House conservatives prepare strong demands to raise the debt ceiling
House conservatives appear comfortable with being unable to get Medicare reform in exchange for the debt ceiling being raised and are coalescing around other strong demands including enactment of a balanced budget amendment.
Tea Party-backed freshmen and the Republican Study Committee are reprising their roles, which were established during talks this spring over 2011 spending, pushing leadership to escalate demands.
{mosads}In the 2011 spending plan fight, those conservative demands ultimately strengthened leadership in closed-door negotiations.
The RSC and GOP freshmen got leadership to increase demands from $35 billion in cuts to $61 billion. Ultimately, $38.5 billion in cuts were achieved and conservatives said that was only made possible through their persistent demands.
On Thursday, deficit talks began, chaired by Vice President Joe Biden and aimed at finding some budget compromise that will get Republicans to raise the $14.3 trillion debt ceiling by Aug. 2 when it will be breached.
The RSC is preparing to release as early as next week a three-pronged demand in exchange for a higher debt ceiling.
Members said that the positions are not finalized but they include a balanced budget amendment, a medium term cap on spending at about 18 percent of gross domestic product, and cuts to the 2012 budget that go deeper than those called for by the House’s 2012 budget resolution.
Interviewed Friday, GOP freshmen said that they need to see 2012 budget cuts as part of the debt ceiling resolution because they do not trust future congresses to abide by spending caps alone.
The cuts have to come from discretionary spending and cannot be from future outlays due to mandatory programs, they said.
“If all of the pain is in the next Congress, I will vote against it,” Rep. James Lankford (R-Okla.) said. He said he has not set a number on the size of the cuts.
He said he would be pleased to see Medicare reform now in exchange for the debt ceiling increase but it is not the only option for cuts.
The GOP is looking at $750 billion in non-healthcare mandatory cuts from the 2012 budget resolution and Lankford said this would be a good starting point for the “medium term” part of the solution. The cuts include reductions to farm subsidies, federal workforce retirement contributions and savings due to tort reform.

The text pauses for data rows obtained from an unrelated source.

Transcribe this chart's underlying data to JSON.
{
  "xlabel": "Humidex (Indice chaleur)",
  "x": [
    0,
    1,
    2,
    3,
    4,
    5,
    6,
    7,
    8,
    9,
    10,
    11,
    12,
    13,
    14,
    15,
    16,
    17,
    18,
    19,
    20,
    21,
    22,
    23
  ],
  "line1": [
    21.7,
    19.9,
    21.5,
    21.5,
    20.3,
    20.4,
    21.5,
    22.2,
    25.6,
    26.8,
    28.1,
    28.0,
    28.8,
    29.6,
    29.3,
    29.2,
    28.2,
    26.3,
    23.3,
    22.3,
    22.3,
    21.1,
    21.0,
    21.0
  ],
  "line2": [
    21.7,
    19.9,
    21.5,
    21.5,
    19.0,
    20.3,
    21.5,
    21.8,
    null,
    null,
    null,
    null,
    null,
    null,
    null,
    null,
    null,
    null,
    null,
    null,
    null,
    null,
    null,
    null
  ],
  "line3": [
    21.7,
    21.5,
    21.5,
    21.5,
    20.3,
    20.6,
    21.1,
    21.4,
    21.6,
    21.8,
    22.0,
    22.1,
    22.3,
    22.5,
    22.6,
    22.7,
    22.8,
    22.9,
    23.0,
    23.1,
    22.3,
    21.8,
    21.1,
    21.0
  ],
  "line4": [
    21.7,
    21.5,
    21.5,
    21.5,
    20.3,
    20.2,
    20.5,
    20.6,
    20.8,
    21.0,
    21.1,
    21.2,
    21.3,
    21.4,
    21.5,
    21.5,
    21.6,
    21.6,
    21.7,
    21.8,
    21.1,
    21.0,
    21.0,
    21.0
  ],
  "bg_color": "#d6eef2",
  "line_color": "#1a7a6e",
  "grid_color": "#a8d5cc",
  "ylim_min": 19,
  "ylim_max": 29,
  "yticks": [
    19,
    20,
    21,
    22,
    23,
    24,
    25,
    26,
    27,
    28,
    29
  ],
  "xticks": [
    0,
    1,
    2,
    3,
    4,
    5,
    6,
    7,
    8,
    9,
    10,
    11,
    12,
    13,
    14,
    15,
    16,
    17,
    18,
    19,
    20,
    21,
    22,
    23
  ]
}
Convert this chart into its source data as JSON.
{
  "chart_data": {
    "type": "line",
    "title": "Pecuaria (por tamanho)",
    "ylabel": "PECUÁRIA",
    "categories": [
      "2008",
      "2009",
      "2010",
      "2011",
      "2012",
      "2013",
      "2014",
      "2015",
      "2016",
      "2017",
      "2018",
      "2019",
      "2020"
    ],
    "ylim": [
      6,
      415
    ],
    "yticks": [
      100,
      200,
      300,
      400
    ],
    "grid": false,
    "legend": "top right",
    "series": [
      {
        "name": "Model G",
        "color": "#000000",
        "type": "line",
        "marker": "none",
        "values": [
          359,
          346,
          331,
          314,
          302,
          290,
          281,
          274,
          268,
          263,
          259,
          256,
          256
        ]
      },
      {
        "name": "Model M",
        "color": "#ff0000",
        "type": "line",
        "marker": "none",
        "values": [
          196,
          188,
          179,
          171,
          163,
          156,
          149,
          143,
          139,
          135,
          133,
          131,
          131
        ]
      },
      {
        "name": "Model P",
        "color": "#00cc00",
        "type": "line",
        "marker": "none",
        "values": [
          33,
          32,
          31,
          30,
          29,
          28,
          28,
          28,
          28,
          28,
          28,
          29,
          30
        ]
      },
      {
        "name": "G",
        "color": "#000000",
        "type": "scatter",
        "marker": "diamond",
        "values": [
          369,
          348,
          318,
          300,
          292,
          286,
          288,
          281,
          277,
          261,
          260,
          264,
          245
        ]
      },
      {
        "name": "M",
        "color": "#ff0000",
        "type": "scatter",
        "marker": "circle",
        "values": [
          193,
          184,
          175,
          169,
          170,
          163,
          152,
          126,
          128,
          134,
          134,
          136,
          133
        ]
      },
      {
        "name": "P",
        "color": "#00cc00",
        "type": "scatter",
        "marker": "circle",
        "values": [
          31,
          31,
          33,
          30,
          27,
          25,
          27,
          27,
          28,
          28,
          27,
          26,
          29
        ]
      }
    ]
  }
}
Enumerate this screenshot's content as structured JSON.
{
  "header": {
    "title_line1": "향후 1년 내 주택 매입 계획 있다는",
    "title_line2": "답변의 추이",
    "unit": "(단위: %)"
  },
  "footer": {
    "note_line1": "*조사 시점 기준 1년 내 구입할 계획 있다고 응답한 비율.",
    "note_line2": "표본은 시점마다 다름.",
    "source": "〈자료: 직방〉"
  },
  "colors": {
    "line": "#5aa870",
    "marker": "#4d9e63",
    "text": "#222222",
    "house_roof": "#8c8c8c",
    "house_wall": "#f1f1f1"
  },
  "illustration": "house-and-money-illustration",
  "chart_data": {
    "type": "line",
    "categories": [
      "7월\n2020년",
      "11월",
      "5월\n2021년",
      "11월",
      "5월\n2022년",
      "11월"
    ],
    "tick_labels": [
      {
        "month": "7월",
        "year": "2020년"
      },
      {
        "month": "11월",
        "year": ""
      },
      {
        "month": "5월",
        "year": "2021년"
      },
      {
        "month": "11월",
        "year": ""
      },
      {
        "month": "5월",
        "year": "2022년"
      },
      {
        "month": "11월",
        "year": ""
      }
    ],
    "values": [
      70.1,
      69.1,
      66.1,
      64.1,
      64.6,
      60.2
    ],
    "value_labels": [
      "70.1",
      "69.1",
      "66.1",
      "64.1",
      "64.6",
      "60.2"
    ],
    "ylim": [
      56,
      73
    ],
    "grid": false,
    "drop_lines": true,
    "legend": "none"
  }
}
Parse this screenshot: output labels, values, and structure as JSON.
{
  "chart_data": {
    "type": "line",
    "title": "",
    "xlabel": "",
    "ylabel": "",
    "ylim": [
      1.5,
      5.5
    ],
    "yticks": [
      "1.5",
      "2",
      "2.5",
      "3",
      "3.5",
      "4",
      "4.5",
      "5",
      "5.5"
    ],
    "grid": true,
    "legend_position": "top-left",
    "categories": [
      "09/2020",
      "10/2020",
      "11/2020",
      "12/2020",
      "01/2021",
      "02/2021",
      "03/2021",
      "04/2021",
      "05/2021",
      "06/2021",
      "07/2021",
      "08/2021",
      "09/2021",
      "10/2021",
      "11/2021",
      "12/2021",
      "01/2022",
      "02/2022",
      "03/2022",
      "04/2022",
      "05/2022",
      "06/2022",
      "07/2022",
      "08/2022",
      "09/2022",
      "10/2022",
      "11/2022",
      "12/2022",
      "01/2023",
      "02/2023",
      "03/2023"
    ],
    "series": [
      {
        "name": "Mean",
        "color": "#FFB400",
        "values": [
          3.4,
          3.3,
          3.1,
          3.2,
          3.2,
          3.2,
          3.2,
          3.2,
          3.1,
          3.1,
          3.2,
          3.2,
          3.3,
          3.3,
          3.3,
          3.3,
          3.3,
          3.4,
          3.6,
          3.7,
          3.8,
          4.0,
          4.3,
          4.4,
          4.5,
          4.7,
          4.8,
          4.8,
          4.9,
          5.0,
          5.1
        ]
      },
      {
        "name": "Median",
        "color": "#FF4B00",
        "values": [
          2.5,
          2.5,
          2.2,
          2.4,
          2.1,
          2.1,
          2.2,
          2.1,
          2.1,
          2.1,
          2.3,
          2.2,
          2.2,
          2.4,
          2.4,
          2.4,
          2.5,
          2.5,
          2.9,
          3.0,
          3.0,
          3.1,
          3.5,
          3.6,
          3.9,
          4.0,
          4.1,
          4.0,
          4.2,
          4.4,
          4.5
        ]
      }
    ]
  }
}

He said he wants to see spending caps in the medium term and a balanced budget amendment in the long term. He said he will not support a debt failsafe trigger that could lead to tax increases.
Rep. Tim Huelskamp (R-Kan) said he is holding out for a balanced budget amendment and that is his “number one” priority, if the debt limit is to be increased beyond the end of the fiscal year.
If the deal on the table is anything less, such as a combination of spending cuts and caps, he said he would have to run it by his constituents.
“I am hesitant to accept a package that is pinned on future cuts. Current Congress can’t bind a future Congress. Washington has demonstrated without a doubt,” he said.
He said he wants to see Medicare reform, such as the 2012 budget’s plan to turn Medicare into a type of voucher system “as soon as possible.
Cuts for 2012 would have to at least get the discretionary budget reduced by $100 billion, he said, to make up for the failure to do so in the 2011 budget fight.
Rep. Mo Brooks (R-Ala.) said he has developed three scenarios under which he would vote for a debt ceiling increase: enactment of a balanced budget amendment, “significant cuts” beginning immediately, or if the debt ceiling is raised by such a small amount that it must be raised every month until the election.
He said the last strategy would allow Republicans to continue to highlight the nations fiscal woes in the lead up to the election and help them win back the Senate and White House and thereby ensure real change.
Brooks said “substantive” cuts could come from changes to Medicare and Medicaid but he was flexible on the source.
Cuts must come in the 2012 budget, he said. If the cuts only come out of the $750 billion in future mandatory spending it will not be sufficient, he said.
Rep. Joe Walsh (R-Ill.), the sponsor of a balanced budget bill, said he is holding out for it to be enacted in exchange for the raising of the debt ceiling.
“We have got an opportunity we haven’t had in years to get a balanced budget amendment,” he said.
He said the additional cuts are needed and they cannot be “just around the edges” as they were in the 2011 fight.
Freshmen said that the fight over the 2011 continuing resolution (CR) has taught them a lot about spending gimmicks and how Democrats can pass off illusory cuts in future years as real.
“The CR was a great practice round,” Lankford said.